A large proportion of prescribed opioids are used for symptom management during palliative care.74 A cohort study of Ontarians found 6.5% of 653,993 individuals were started on opioids for cancer and palliative care clinical indications in 2015–2016. The median starting daily dose was 38 mg and 30 mg MEDD for cancer and palliative care, respectively.75 As patients deteriorate and approach their end-of-life, their mean opioid dose can be more than 300 mg MEDD, sometimes even greater than 1800 mg MEDD.76 If an interventional procedure is successful, excessive sedation from the previously prescribed opioids may occur. Re-assessment and careful weaning of the opioids should be considered to managed opioid-related adverse effects and prevent withdrawal.
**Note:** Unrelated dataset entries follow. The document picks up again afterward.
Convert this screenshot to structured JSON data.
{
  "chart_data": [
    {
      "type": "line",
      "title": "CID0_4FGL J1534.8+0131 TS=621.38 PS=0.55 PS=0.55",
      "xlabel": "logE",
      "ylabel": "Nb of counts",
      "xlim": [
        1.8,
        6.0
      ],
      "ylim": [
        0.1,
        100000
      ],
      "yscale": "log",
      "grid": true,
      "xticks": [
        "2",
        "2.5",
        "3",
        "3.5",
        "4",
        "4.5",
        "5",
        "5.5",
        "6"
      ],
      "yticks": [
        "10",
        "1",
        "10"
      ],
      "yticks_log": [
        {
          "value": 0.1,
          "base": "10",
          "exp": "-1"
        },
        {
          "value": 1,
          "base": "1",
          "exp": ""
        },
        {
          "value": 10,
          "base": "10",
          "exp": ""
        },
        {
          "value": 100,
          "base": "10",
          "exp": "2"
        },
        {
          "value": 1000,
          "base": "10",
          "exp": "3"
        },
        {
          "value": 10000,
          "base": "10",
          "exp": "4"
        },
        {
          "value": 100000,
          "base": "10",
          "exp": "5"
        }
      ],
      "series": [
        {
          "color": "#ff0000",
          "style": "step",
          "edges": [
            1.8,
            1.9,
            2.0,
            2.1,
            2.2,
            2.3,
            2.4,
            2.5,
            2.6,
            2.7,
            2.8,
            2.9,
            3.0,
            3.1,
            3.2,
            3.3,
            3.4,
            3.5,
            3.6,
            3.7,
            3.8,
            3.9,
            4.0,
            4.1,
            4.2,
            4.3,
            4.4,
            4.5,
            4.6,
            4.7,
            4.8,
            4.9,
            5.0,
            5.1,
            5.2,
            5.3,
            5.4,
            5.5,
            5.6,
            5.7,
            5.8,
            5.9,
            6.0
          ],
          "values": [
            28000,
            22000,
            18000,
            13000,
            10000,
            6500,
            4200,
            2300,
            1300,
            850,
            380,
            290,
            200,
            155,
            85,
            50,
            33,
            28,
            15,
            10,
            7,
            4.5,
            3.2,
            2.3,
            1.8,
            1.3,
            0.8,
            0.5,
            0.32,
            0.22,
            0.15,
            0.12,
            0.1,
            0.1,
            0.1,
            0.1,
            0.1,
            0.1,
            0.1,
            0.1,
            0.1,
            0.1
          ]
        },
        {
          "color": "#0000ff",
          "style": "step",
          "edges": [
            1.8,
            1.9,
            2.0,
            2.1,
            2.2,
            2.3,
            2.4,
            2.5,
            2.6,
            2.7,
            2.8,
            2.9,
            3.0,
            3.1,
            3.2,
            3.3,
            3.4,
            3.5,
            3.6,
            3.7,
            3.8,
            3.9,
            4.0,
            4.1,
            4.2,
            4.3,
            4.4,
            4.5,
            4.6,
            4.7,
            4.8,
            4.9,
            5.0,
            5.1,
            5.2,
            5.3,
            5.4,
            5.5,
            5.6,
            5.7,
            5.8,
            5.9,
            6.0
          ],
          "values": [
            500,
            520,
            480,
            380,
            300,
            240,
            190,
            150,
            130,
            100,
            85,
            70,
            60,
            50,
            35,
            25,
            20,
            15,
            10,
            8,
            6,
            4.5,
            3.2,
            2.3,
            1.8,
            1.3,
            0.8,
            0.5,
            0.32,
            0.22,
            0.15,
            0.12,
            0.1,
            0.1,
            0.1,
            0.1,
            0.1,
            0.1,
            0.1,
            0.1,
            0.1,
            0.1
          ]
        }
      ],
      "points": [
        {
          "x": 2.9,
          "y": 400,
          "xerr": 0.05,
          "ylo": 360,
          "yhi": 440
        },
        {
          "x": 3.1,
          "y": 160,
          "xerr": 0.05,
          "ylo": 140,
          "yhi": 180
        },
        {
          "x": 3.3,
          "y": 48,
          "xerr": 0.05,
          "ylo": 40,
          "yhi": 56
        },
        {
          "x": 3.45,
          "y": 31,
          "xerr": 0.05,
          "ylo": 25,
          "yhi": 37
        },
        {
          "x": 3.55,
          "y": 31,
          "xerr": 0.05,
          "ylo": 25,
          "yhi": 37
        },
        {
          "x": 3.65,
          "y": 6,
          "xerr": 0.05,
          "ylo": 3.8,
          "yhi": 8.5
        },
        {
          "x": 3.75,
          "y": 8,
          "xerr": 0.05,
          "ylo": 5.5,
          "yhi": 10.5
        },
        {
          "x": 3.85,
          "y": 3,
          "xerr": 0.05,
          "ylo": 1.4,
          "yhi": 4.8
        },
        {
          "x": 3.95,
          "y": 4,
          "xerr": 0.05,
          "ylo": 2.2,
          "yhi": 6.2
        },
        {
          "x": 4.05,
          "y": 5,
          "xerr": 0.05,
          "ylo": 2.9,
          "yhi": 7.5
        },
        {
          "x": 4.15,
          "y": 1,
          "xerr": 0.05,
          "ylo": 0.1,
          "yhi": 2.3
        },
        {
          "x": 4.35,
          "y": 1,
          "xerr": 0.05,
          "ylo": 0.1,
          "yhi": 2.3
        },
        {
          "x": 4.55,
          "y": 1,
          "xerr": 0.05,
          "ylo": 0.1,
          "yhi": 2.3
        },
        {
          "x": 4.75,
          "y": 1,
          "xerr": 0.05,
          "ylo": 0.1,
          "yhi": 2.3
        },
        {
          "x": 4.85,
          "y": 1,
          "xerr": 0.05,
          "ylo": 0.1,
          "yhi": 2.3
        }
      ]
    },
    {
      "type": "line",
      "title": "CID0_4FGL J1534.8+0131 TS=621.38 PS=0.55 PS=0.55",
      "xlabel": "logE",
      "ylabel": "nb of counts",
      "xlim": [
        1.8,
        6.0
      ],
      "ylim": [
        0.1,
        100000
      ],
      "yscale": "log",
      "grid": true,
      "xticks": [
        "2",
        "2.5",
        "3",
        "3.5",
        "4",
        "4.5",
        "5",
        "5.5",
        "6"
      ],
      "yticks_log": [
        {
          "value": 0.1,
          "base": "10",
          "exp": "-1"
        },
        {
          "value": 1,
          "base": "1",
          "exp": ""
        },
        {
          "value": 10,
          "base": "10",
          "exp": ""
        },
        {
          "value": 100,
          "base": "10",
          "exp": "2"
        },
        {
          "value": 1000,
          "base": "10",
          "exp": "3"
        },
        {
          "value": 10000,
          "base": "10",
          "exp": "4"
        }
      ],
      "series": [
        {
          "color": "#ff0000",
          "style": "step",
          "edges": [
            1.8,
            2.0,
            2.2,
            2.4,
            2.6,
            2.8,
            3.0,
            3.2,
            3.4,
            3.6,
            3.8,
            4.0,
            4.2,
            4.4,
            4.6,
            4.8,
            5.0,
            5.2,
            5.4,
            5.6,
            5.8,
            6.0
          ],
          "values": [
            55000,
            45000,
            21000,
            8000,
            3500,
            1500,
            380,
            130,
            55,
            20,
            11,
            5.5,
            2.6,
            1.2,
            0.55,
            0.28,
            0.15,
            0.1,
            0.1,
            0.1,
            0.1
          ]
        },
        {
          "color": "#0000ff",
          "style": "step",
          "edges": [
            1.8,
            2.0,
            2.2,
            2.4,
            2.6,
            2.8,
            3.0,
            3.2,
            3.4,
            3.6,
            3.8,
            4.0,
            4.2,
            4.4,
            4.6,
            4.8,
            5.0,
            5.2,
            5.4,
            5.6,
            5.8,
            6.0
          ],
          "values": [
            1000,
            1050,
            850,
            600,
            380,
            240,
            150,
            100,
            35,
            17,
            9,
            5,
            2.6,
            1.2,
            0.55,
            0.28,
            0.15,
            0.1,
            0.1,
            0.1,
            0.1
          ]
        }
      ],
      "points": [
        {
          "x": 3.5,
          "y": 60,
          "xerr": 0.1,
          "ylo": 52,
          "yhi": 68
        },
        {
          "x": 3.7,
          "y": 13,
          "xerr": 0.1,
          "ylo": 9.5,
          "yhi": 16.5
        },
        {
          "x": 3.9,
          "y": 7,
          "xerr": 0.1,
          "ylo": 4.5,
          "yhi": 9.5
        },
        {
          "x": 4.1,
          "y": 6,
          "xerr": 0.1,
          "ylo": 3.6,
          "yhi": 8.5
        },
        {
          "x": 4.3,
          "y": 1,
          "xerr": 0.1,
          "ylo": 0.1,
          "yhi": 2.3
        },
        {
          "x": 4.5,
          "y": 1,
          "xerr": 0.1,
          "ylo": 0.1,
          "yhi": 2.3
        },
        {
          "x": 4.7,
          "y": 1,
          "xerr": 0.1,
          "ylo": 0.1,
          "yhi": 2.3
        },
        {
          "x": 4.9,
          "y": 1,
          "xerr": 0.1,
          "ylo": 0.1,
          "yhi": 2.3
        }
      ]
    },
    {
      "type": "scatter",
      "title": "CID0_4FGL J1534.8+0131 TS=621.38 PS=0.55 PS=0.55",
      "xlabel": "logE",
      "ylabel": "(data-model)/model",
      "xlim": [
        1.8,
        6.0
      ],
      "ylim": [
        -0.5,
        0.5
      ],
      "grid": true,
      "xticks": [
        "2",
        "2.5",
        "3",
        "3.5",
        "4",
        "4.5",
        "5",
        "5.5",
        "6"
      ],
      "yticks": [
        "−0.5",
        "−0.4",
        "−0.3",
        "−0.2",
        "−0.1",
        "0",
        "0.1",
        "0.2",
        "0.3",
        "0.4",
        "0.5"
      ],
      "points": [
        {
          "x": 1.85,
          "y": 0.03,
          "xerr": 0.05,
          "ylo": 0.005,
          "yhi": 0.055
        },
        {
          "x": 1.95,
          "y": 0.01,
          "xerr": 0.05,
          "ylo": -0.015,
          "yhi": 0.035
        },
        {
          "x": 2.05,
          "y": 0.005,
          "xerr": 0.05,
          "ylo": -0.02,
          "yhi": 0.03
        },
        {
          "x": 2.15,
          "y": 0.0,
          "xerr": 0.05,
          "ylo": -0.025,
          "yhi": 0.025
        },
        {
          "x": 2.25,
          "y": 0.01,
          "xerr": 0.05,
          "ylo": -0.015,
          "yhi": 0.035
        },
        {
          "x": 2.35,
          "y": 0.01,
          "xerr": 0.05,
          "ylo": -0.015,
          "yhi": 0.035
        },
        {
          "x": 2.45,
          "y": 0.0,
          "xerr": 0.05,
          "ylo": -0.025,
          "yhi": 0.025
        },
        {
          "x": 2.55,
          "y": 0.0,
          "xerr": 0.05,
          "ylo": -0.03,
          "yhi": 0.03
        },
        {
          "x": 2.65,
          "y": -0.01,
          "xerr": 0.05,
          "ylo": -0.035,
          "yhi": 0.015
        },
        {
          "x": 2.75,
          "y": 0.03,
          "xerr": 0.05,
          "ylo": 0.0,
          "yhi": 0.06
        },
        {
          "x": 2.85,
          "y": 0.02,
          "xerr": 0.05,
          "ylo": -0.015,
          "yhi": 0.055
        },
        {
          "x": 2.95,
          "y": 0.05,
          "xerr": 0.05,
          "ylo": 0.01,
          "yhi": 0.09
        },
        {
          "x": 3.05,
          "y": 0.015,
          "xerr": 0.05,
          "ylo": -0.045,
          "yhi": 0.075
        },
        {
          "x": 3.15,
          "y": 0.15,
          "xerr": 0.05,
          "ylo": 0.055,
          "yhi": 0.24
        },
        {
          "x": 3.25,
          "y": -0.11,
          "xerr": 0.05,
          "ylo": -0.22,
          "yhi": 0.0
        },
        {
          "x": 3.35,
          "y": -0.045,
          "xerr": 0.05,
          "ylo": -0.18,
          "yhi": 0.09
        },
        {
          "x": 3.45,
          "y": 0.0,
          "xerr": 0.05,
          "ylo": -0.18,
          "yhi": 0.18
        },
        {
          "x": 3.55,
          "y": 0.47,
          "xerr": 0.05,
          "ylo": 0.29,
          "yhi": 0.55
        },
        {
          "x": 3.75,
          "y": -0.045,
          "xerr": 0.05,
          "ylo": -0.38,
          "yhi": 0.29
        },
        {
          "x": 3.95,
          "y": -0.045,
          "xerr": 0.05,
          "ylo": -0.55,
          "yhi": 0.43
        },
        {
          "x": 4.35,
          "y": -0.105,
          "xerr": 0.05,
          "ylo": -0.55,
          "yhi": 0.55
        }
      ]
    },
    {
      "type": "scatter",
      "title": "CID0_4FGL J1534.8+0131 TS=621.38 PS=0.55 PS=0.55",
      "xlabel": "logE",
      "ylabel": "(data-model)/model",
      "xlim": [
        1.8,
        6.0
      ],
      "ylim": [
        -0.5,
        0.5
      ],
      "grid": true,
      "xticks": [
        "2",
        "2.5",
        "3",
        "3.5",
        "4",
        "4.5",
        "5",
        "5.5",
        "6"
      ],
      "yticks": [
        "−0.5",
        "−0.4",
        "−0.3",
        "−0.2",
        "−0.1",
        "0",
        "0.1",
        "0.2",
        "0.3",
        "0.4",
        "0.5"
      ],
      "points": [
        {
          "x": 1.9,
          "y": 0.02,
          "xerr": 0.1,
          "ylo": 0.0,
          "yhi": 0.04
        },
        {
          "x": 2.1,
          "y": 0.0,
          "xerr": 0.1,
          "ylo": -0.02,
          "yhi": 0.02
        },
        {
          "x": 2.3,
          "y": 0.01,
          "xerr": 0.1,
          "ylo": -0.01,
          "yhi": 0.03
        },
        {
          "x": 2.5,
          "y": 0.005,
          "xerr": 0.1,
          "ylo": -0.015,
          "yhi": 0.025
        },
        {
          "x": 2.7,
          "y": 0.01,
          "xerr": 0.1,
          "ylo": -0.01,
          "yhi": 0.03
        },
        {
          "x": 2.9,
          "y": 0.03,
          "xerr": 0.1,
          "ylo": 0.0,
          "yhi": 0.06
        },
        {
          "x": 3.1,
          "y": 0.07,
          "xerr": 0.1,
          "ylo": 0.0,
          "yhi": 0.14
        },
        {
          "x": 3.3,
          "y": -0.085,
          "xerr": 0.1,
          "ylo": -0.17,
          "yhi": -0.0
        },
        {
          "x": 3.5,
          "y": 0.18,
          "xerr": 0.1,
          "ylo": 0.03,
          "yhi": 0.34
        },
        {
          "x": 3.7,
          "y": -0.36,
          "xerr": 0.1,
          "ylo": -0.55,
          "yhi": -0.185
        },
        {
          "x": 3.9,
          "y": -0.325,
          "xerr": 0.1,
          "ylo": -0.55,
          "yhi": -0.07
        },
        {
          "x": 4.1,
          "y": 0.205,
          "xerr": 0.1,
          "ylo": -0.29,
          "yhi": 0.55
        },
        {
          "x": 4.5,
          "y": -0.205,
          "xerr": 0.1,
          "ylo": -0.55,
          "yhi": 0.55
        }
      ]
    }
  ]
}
Neuraxial analgesia can address physical pain but will not relieve psychosocial distress. An interdisciplinary, collaborative team approach can help alleviate suffering and improve quality of life.77 Typically, specialist palliative care teams contain psychologists, social workers, and chaplains in addition to physicians and nurses.78 Furthermore, before neuraxial analgesia is provided, pre-emptive discharge planning, staff education, and assessment of available community resources should be performed. Patients and teams should be aware that end-of-life disposition options may be limited as most PCU and community palliative care teams will not be familiar with management of neuraxial infusions.58,65 Specialized training is required to ensure palliative care teams are competent and have the technical expertise to safely care for patients.58,59 Maintaining this expertise can be challenging given the low percentage of patients who are candidates for the procedure.79,80 Access to necessary equipment and supplies, such as IDDS and medications, can also be limited and are a barrier to providing these procedures.
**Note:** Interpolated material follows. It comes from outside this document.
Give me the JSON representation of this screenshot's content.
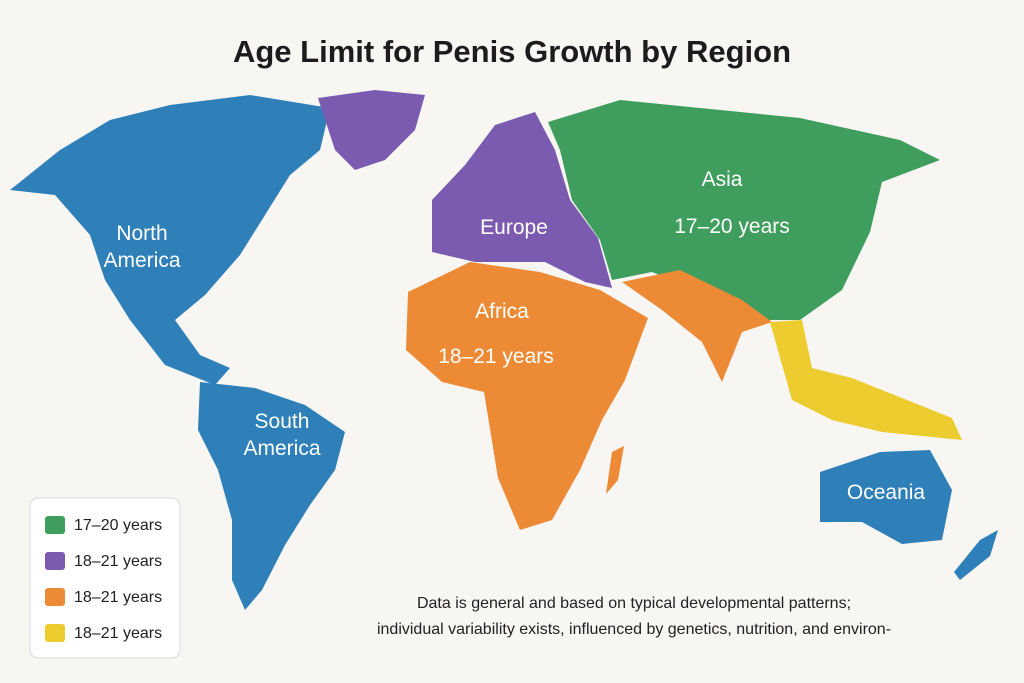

Ongoing collaboration between interventional anesthesia and palliative care are necessary to address the complex pain and other symptoms that patients may be facing. See the appendices for the training and resource recommendations, and for pre-procedure patient assessment recommendations. An interdisciplinary approach to contingency planning is especially important to ensure patients are well supported if complications arise.58,59 Reports of critical incidents have been published, including the accidental use of a patient’s intrathecal access port for a central venous access line.81 Medical alert bracelets or necklaces about the neuraxis infusion line are recommended to inform first responders of the intervention.81

Conclusions

The concept of “total pain” was first described by Dame Cicely Saunders, the founder of the modern hospice movement; the distress that patients experience when faced with life-threatening illness is influenced by physical, emotional, social, and spiritual dimensions.82 Understanding patients’ experiences, goals, values, and expectations of their medical care is the core of palliative care. Collaboration between anesthesia and palliative care can successfully address the complex pain that patients with advanced cancer face. Interventional pain management strategies can effectively manage physical pain, while the interdisciplinary care that palliative teams provide can address patient’s psychosocial distress. Novel and innovative strategies are needed to achieve the best quality of life possible for patients with life-threatening illnesses.